How Much Are My Stamps Worth?: Where to Start

People who collect stamps for fun eventually want to know how much their collection is worth. Most people just assume that stamp catalogs will tell them what their collection’s value is, but in reality what you see there is probably not the real answer. Sure, catalogs are a good place to start, but just like anything else, the real value of a collection is what someone is willing to pay for it at the end of the day.

Two popular stamp catalogs are the Scott Standardized Catalog of Stamps and the Stanley Gibbons Stamp catalog. Both can be purchased as books. But for hobby collectors who don't want to invest any money in this, sometimes their local libraries will have them or can get them through interlibrary loans. That way, you can check them out for free and see what the current value is, at least at the printing time of the catalog.

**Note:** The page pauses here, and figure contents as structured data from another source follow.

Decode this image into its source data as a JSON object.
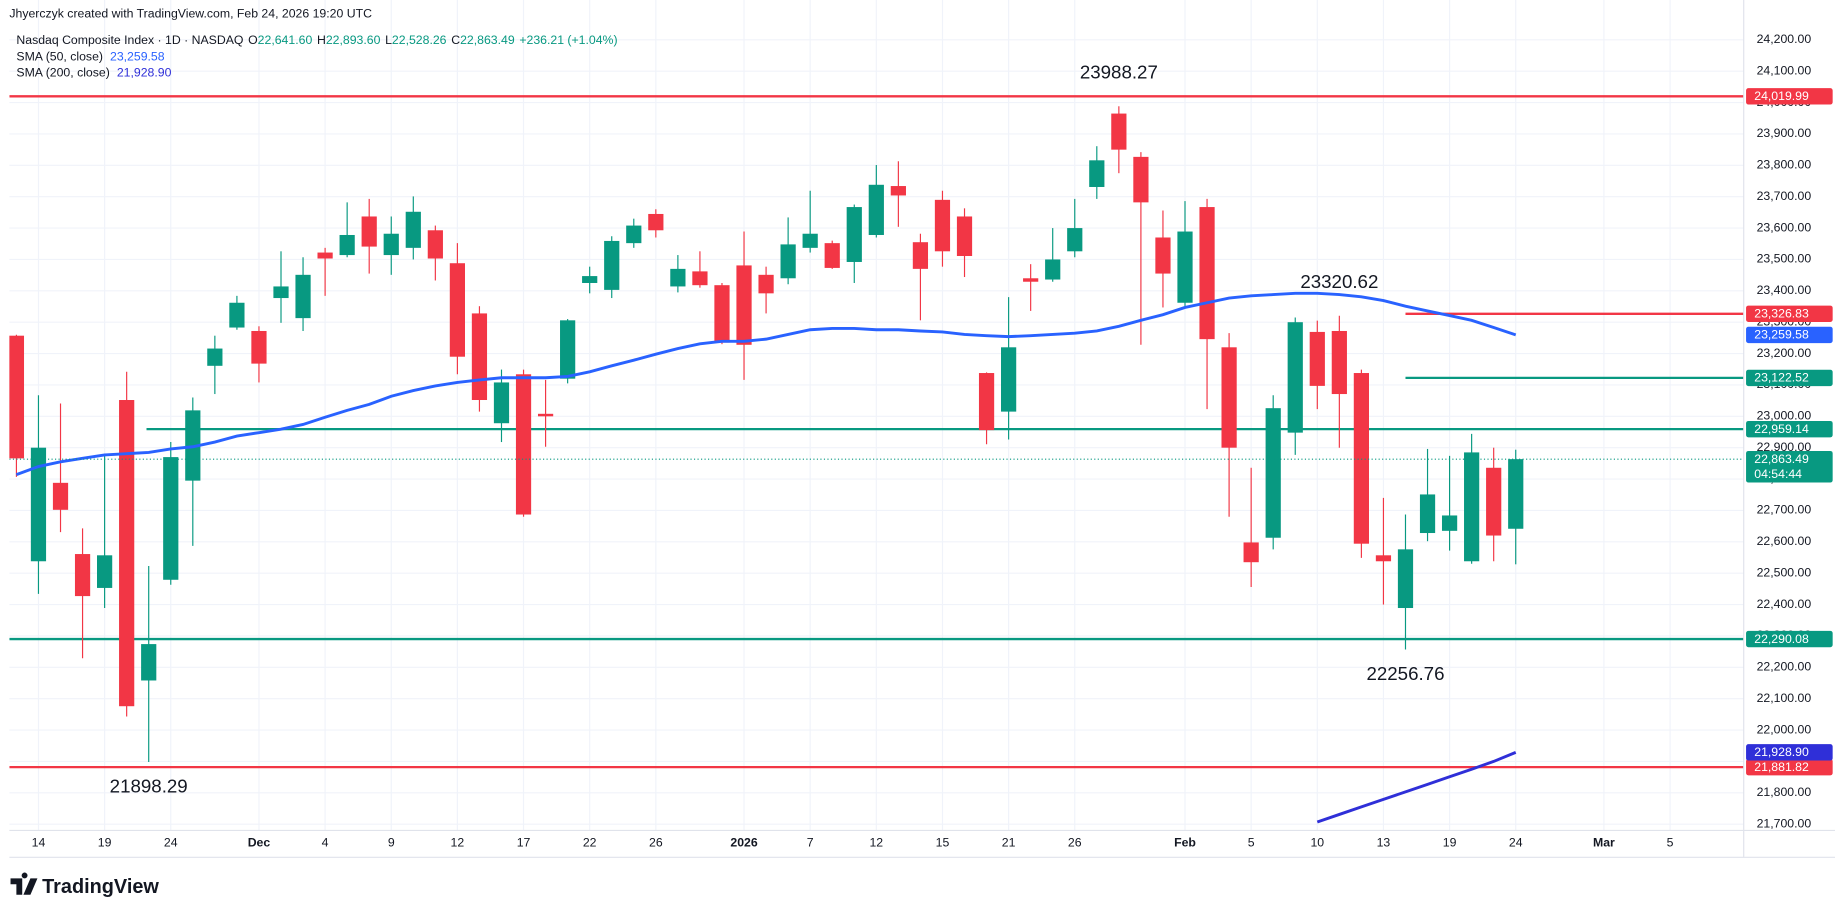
{
  "header": {
    "credit": "Jhyerczyk created with TradingView.com, Feb 24, 2026 19:20 UTC",
    "symbol": "Nasdaq Composite Index · 1D · NASDAQ",
    "ohlc": [
      {
        "key": "O",
        "label": "22,641.60"
      },
      {
        "key": "H",
        "label": "22,893.60"
      },
      {
        "key": "L",
        "label": "22,528.26"
      },
      {
        "key": "C",
        "label": "22,863.49"
      }
    ],
    "change": "+236.21 (+1.04%)"
  },
  "branding": "TradingView",
  "chart_data": {
    "type": "candlestick",
    "up_color": "#089981",
    "down_color": "#f23645",
    "grid": true,
    "xlim": [
      -0.32,
      78.34
    ],
    "xticks": [
      {
        "value": 1,
        "label": "14"
      },
      {
        "value": 4,
        "label": "19"
      },
      {
        "value": 7,
        "label": "24"
      },
      {
        "value": 11,
        "label": "Dec"
      },
      {
        "value": 14,
        "label": "4"
      },
      {
        "value": 17,
        "label": "9"
      },
      {
        "value": 20,
        "label": "12"
      },
      {
        "value": 23,
        "label": "17"
      },
      {
        "value": 26,
        "label": "22"
      },
      {
        "value": 29,
        "label": "26"
      },
      {
        "value": 33,
        "label": "2026"
      },
      {
        "value": 36,
        "label": "7"
      },
      {
        "value": 39,
        "label": "12"
      },
      {
        "value": 42,
        "label": "15"
      },
      {
        "value": 45,
        "label": "21"
      },
      {
        "value": 48,
        "label": "26"
      },
      {
        "value": 53,
        "label": "Feb"
      },
      {
        "value": 56,
        "label": "5"
      },
      {
        "value": 59,
        "label": "10"
      },
      {
        "value": 62,
        "label": "13"
      },
      {
        "value": 65,
        "label": "19"
      },
      {
        "value": 68,
        "label": "24"
      },
      {
        "value": 72,
        "label": "Mar"
      },
      {
        "value": 75,
        "label": "5"
      }
    ],
    "ylim": [
      21680,
      24327
    ],
    "yticks": [
      {
        "value": 21700,
        "label": "21,700.00"
      },
      {
        "value": 21800,
        "label": "21,800.00"
      },
      {
        "value": 21900,
        "label": "21,900.00"
      },
      {
        "value": 22000,
        "label": "22,000.00"
      },
      {
        "value": 22100,
        "label": "22,100.00"
      },
      {
        "value": 22200,
        "label": "22,200.00"
      },
      {
        "value": 22300,
        "label": "22,300.00"
      },
      {
        "value": 22400,
        "label": "22,400.00"
      },
      {
        "value": 22500,
        "label": "22,500.00"
      },
      {
        "value": 22600,
        "label": "22,600.00"
      },
      {
        "value": 22700,
        "label": "22,700.00"
      },
      {
        "value": 22800,
        "label": "22,800.00"
      },
      {
        "value": 22900,
        "label": "22,900.00"
      },
      {
        "value": 23000,
        "label": "23,000.00"
      },
      {
        "value": 23100,
        "label": "23,100.00"
      },
      {
        "value": 23200,
        "label": "23,200.00"
      },
      {
        "value": 23300,
        "label": "23,300.00"
      },
      {
        "value": 23400,
        "label": "23,400.00"
      },
      {
        "value": 23500,
        "label": "23,500.00"
      },
      {
        "value": 23600,
        "label": "23,600.00"
      },
      {
        "value": 23700,
        "label": "23,700.00"
      },
      {
        "value": 23800,
        "label": "23,800.00"
      },
      {
        "value": 23900,
        "label": "23,900.00"
      },
      {
        "value": 24000,
        "label": "24,000.00"
      },
      {
        "value": 24100,
        "label": "24,100.00"
      },
      {
        "value": 24200,
        "label": "24,200.00"
      }
    ],
    "open": [
      23257,
      22538,
      22788,
      22561,
      22453,
      23052,
      22158,
      22479,
      22795,
      23161,
      23283,
      23272,
      23377,
      23313,
      23522,
      23514,
      23637,
      23514,
      23537,
      23593,
      23488,
      23328,
      22978,
      23134,
      23008,
      23120,
      23425,
      23403,
      23552,
      23645,
      23414,
      23462,
      23418,
      23481,
      23451,
      23440,
      23537,
      23552,
      23492,
      23578,
      23734,
      23555,
      23690,
      23637,
      23138,
      23015,
      23440,
      23436,
      23526,
      23731,
      23965,
      23827,
      23570,
      23362,
      23667,
      23220,
      22598,
      22613,
      22948,
      23269,
      23272,
      23138,
      22557,
      22389,
      22628,
      22635,
      22538,
      22836,
      22641.6
    ],
    "high": [
      23260,
      23067,
      23041,
      22643,
      22881,
      23142,
      22523,
      22918,
      23060,
      23257,
      23384,
      23287,
      23526,
      23507,
      23537,
      23682,
      23693,
      23637,
      23701,
      23608,
      23552,
      23351,
      23149,
      23149,
      23116,
      23310,
      23477,
      23574,
      23630,
      23660,
      23514,
      23526,
      23425,
      23589,
      23477,
      23634,
      23719,
      23560,
      23675,
      23801,
      23813,
      23582,
      23719,
      23663,
      23140,
      23380,
      23485,
      23600,
      23693,
      23861,
      23988.27,
      23842,
      23656,
      23686,
      23693,
      23265,
      22836,
      23067,
      23315,
      23305,
      23320.62,
      23149,
      22740,
      22687,
      22896,
      22874,
      22944,
      22900,
      22893.6
    ],
    "low": [
      22807,
      22434,
      22631,
      22229,
      22389,
      22043,
      21898.29,
      22463,
      22587,
      23071,
      23276,
      23108,
      23298,
      23272,
      23384,
      23507,
      23455,
      23451,
      23500,
      23433,
      23134,
      23015,
      22918,
      22680,
      22903,
      23105,
      23392,
      23377,
      23537,
      23570,
      23395,
      23410,
      23230,
      23116,
      23328,
      23421,
      23522,
      23470,
      23425,
      23570,
      23604,
      23306,
      23477,
      23444,
      22911,
      22926,
      23336,
      23429,
      23507,
      23693,
      23775,
      23228,
      23347,
      23351,
      23023,
      22680,
      22456,
      22576,
      22877,
      23023,
      22900,
      22549,
      22400,
      22256.76,
      22602,
      22572,
      22530,
      22538,
      22528.26
    ],
    "close": [
      22866,
      22900,
      22702,
      22427,
      22557,
      22076,
      22274,
      22870,
      23019,
      23216,
      23362,
      23168,
      23414,
      23451,
      23503,
      23578,
      23541,
      23582,
      23652,
      23503,
      23190,
      23052,
      23108,
      22687,
      23000,
      23306,
      23447,
      23559,
      23608,
      23593,
      23470,
      23418,
      23235,
      23228,
      23392,
      23548,
      23582,
      23473,
      23667,
      23738,
      23704,
      23470,
      23526,
      23511,
      22956,
      23220,
      23429,
      23500,
      23600,
      23816,
      23850,
      23682,
      23455,
      23589,
      23246,
      22900,
      22535,
      23026,
      23300,
      23097,
      23071,
      22594,
      22538,
      22576,
      22751,
      22684,
      22885,
      22620,
      22863.49
    ],
    "last_label": "22,863.49",
    "countdown": "04:54:44",
    "series": [
      {
        "name": "SMA (50, close)",
        "color": "#2962ff",
        "last_label": "23,259.58",
        "values": [
          22814,
          22840,
          22855,
          22866,
          22877,
          22881,
          22885,
          22896,
          22903,
          22918,
          22937,
          22948,
          22959,
          22974,
          22997,
          23019,
          23038,
          23064,
          23082,
          23097,
          23108,
          23116,
          23123,
          23123,
          23123,
          23127,
          23142,
          23161,
          23179,
          23198,
          23216,
          23231,
          23239,
          23239,
          23246,
          23261,
          23276,
          23280,
          23280,
          23276,
          23276,
          23272,
          23269,
          23261,
          23257,
          23254,
          23257,
          23261,
          23265,
          23272,
          23287,
          23306,
          23324,
          23347,
          23362,
          23377,
          23384,
          23388,
          23392,
          23392,
          23388,
          23381,
          23369,
          23351,
          23336,
          23321,
          23306,
          23283,
          23259.58
        ]
      },
      {
        "name": "SMA (200, close)",
        "color": "#2f2fd8",
        "last_label": "21,928.90",
        "values": [
          null,
          null,
          null,
          null,
          null,
          null,
          null,
          null,
          null,
          null,
          null,
          null,
          null,
          null,
          null,
          null,
          null,
          null,
          null,
          null,
          null,
          null,
          null,
          null,
          null,
          null,
          null,
          null,
          null,
          null,
          null,
          null,
          null,
          null,
          null,
          null,
          null,
          null,
          null,
          null,
          null,
          null,
          null,
          null,
          null,
          null,
          null,
          null,
          null,
          null,
          null,
          null,
          null,
          null,
          null,
          null,
          null,
          null,
          null,
          21707,
          21731,
          21755,
          21779,
          21803,
          21827,
          21851,
          21875,
          21900,
          21928.9
        ]
      }
    ],
    "levels": [
      {
        "value": 24019.99,
        "label": "24,019.99",
        "color": "#f23645"
      },
      {
        "value": 23326.83,
        "label": "23,326.83",
        "color": "#f23645",
        "x_start": 63
      },
      {
        "value": 23122.52,
        "label": "23,122.52",
        "color": "#089981",
        "x_start": 63
      },
      {
        "value": 22959.14,
        "label": "22,959.14",
        "color": "#089981",
        "x_start": 5.9
      },
      {
        "value": 22290.08,
        "label": "22,290.08",
        "color": "#089981"
      },
      {
        "value": 21881.82,
        "label": "21,881.82",
        "color": "#f23645"
      }
    ],
    "annotations": [
      {
        "value": 23988.27,
        "index": 50,
        "position": "above"
      },
      {
        "value": 23320.62,
        "index": 60,
        "position": "above"
      },
      {
        "value": 22256.76,
        "index": 63,
        "position": "below"
      },
      {
        "value": 21898.29,
        "index": 6,
        "position": "below"
      }
    ]
  }
}
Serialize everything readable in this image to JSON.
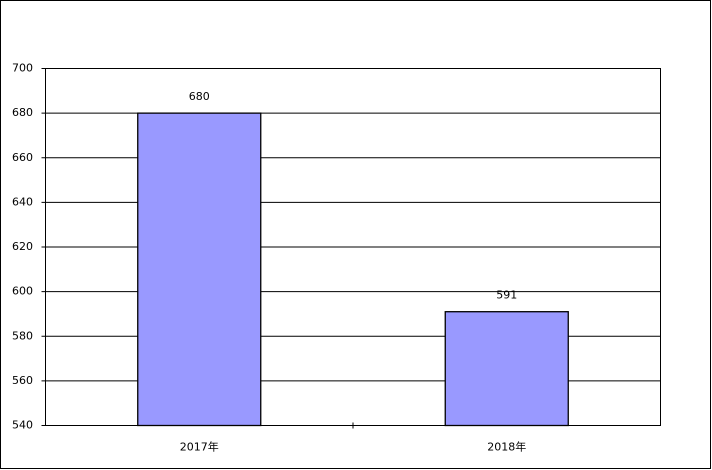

If you are a little more ambitious or your curiosity gets the best of you and you are willing to spend a small amount of money, the Stanley Gibbons Catalog can also be accessed on line at www.allworldstamps.com. To look here, you need to be a subscriber and although it is not as complete as the print volumes for some reason, it is a lot easier to find your stamps and see what they are worth. If you are a real collector or just want to oogle cool stamps but don’t want to invest too much, many good stamp catalogs can be bought on eBay for a nominal price as well.